Araştırma süresi ve katılımcıların kuruma başvuru şekilleri sebebiyle, müdahale sonrası yöneltilen soruların belirli periyodlarla tekrarlanabilmesi mümkün olmamıştır. Müdahaleyi takip eden kısa süre içerisinde metine göre infografikler değerlendirilebilmiştir. Bu sebeple katılımcıların sadece hatırlamaları incelenebilmiştir. Çalışmanın bulguları algılama, davranış değişikliği ile ilgili bilgi vermemektedir.

Çalışmaya katılım gönüllülük esasına göre olduğu için ve sadece Sincan Sağlıklı Hayat Merkezi’nde yürütüldüğü için çalışmanın bulguları genellenemez.

Çalışma sadece kadınlar arasında yürütülmüştür.

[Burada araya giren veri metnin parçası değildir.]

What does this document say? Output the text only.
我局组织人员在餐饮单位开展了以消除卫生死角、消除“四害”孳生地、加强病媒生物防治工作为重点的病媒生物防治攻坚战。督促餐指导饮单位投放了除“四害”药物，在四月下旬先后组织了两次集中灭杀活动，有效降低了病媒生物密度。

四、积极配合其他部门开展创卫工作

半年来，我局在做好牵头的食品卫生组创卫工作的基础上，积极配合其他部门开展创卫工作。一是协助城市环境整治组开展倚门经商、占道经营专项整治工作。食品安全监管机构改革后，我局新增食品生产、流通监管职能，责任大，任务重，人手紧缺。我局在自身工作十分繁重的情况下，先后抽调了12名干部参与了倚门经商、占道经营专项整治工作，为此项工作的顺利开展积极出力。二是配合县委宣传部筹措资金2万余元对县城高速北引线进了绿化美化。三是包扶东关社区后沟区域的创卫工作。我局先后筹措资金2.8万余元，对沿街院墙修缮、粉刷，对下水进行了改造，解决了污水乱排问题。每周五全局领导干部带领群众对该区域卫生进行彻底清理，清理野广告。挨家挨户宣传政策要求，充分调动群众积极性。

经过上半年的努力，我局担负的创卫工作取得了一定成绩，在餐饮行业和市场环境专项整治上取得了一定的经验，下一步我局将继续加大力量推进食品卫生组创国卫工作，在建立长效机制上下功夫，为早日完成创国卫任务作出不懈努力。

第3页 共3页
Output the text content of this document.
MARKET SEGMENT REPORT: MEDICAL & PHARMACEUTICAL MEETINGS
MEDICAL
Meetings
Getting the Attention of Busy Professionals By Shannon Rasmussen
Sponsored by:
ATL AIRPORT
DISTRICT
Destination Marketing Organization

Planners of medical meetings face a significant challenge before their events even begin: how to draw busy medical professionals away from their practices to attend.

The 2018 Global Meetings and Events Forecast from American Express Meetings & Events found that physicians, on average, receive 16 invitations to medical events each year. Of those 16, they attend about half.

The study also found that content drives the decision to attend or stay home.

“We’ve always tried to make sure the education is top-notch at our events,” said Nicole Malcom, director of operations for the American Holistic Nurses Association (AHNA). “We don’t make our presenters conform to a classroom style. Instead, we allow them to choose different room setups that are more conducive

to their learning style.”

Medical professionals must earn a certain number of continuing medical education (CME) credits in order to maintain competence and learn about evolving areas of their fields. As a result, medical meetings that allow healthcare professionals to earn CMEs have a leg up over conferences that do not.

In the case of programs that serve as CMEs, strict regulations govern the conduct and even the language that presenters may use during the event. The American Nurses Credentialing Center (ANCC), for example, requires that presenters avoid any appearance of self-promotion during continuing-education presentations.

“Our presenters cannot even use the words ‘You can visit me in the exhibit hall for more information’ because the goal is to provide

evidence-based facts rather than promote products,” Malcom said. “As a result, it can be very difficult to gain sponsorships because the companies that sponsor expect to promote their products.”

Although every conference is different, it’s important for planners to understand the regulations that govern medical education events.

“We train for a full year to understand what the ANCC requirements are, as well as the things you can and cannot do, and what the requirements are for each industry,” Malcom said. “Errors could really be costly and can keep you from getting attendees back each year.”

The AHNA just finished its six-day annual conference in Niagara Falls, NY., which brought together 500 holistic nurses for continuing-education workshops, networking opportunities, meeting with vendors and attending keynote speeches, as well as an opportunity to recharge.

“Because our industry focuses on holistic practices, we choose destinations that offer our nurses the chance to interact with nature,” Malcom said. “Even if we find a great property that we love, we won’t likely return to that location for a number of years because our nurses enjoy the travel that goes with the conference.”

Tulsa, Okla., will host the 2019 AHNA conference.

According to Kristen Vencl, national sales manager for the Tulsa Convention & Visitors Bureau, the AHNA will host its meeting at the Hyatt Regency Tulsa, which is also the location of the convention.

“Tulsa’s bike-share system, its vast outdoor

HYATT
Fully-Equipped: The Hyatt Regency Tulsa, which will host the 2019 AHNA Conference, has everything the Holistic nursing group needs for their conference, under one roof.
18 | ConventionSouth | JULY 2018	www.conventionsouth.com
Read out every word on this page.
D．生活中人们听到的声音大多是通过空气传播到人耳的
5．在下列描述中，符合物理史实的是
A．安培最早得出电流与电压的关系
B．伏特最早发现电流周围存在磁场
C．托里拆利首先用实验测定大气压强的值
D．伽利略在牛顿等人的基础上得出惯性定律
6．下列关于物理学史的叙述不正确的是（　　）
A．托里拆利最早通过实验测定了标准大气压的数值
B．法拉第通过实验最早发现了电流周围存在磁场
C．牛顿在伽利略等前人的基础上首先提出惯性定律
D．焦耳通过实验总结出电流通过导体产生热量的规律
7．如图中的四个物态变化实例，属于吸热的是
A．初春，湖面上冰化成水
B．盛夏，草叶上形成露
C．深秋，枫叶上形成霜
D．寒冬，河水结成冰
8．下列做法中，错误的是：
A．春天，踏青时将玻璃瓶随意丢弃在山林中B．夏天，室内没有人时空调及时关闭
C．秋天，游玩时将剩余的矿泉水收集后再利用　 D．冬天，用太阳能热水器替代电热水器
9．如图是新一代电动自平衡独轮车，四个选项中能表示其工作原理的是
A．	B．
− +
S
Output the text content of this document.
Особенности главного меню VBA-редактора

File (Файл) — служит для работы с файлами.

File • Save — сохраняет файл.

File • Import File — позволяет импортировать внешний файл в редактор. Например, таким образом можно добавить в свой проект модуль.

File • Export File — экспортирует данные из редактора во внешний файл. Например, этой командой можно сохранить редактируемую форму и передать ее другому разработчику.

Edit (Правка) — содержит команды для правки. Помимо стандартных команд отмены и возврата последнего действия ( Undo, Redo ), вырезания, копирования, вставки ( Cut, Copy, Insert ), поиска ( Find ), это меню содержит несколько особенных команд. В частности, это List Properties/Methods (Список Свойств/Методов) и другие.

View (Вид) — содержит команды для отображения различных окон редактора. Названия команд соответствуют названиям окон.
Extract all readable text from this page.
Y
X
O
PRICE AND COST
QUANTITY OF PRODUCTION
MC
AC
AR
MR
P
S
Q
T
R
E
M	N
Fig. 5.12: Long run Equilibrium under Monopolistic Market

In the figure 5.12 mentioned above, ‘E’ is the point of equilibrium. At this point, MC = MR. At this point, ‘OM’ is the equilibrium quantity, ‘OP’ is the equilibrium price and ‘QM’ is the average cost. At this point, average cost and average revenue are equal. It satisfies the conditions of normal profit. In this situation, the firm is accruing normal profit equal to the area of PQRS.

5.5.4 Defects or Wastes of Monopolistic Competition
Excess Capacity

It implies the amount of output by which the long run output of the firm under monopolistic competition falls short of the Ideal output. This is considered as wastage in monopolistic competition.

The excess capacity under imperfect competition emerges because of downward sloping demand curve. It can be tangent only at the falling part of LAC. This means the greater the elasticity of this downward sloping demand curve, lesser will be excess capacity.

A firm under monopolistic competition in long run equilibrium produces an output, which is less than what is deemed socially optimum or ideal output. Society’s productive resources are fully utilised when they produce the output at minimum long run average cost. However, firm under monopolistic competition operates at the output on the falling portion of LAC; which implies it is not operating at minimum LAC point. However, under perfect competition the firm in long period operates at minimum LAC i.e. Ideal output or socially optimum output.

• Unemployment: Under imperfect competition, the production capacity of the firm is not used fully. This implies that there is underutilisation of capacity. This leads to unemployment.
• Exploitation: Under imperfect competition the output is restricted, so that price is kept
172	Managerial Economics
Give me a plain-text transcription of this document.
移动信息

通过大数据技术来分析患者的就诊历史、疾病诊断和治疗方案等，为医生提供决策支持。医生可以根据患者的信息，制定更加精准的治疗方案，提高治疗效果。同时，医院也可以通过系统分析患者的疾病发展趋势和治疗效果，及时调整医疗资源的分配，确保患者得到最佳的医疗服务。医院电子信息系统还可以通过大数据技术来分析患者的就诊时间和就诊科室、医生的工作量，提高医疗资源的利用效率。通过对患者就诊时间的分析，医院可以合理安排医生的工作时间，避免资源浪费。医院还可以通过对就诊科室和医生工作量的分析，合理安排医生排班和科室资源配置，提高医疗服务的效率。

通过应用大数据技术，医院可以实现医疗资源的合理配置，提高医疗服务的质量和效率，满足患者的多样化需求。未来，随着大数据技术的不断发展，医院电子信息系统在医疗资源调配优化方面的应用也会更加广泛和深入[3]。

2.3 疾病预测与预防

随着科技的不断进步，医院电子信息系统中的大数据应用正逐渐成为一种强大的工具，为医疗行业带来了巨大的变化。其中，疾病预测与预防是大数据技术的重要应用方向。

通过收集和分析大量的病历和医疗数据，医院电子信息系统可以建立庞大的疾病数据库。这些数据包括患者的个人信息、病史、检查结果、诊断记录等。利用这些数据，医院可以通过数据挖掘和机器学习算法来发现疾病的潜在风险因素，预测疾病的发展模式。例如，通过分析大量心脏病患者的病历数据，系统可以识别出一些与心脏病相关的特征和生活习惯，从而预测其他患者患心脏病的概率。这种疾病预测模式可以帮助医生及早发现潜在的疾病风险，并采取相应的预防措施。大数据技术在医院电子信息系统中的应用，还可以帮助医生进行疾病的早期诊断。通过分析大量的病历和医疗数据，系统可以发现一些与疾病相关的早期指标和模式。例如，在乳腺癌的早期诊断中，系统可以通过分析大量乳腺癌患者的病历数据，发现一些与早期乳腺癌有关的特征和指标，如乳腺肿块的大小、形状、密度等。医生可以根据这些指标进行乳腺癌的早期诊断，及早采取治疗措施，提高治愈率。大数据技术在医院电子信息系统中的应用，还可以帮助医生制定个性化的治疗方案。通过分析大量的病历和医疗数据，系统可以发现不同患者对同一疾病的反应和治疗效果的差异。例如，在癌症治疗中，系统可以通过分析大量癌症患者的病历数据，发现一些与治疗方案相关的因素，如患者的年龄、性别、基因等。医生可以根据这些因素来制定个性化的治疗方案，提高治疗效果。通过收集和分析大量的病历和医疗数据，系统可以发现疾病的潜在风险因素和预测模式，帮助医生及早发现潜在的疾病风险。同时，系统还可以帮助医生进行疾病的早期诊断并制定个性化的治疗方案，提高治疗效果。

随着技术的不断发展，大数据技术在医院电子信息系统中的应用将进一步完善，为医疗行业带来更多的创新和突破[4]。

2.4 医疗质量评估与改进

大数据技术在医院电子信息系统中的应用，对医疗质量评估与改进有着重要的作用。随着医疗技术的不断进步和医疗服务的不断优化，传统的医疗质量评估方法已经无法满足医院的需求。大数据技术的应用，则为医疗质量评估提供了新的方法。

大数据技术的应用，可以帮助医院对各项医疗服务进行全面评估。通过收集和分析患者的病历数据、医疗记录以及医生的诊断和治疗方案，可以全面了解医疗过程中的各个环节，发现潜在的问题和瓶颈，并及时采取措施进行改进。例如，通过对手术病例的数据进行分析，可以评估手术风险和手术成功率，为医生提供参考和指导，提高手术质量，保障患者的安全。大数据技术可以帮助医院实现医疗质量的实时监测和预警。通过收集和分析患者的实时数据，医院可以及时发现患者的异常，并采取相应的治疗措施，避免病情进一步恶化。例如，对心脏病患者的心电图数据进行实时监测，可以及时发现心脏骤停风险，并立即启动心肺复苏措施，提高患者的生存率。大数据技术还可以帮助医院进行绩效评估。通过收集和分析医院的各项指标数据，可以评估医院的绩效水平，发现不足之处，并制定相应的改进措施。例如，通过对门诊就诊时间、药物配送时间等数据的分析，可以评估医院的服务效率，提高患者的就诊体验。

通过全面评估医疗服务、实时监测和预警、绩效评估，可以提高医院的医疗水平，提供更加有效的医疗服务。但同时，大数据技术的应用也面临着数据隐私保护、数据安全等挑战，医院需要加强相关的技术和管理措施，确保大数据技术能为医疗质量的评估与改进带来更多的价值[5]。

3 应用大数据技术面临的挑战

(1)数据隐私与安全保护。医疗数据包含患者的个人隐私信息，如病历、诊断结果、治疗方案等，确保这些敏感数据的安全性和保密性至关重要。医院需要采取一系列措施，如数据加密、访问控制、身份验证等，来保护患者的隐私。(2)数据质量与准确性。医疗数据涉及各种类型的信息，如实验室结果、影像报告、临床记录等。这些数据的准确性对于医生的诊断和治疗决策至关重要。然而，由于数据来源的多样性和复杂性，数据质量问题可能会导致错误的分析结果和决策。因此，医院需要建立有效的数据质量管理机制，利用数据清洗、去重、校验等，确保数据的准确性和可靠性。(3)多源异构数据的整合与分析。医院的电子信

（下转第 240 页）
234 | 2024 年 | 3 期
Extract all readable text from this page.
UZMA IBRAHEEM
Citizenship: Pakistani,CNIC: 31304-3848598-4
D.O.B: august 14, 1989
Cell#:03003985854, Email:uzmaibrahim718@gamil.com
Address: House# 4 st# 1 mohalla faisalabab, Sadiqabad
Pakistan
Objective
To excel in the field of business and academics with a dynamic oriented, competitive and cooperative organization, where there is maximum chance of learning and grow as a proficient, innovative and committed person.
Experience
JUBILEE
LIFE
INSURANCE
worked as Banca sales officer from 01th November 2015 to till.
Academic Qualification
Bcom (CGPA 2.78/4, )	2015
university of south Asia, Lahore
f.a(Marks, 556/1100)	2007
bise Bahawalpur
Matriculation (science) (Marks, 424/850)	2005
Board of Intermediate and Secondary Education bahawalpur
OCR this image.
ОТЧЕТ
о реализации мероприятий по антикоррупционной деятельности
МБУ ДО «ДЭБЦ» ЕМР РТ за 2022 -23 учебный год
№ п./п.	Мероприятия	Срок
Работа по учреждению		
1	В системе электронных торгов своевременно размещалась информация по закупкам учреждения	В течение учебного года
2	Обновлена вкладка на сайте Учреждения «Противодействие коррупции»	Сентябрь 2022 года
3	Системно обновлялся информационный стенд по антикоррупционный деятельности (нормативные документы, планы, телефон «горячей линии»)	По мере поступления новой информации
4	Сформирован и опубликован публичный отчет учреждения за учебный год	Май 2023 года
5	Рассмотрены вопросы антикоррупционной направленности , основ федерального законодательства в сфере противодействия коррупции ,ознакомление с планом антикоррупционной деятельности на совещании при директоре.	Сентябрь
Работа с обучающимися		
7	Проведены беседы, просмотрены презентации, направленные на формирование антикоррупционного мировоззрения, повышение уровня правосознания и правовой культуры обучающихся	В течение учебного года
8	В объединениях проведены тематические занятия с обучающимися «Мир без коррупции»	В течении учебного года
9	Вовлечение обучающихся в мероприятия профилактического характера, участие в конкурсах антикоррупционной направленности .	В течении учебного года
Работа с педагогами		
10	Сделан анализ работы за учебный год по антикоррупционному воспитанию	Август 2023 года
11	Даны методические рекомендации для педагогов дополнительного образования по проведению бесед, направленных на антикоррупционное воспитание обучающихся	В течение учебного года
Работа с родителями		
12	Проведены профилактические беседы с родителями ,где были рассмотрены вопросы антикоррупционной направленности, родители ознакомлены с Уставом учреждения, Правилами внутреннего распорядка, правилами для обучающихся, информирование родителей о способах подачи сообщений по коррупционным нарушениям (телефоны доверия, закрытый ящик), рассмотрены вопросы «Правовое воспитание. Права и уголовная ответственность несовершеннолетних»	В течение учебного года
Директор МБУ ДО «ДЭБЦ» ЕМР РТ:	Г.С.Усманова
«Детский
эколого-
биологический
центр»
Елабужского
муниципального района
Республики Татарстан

Çalışmadaki bulgular erkekleri de kapsayacak şekilde genellenemez.

Çalışmanın Güçlü Yanları

Araştırmanın sınırlılıkları içerisinde, ulaşılabildiği kadarıyla, bu çalışmanın sağlık alanında infografiklerin, metinlere göre etkililiği üzerine Türkiye’de yapılan öncü çalışmalar içerisinde yer alabileceği düşünülmektedir. Sonuçlar, bundan sonra yapılacak çalışmalar için yol gösterici olabilir.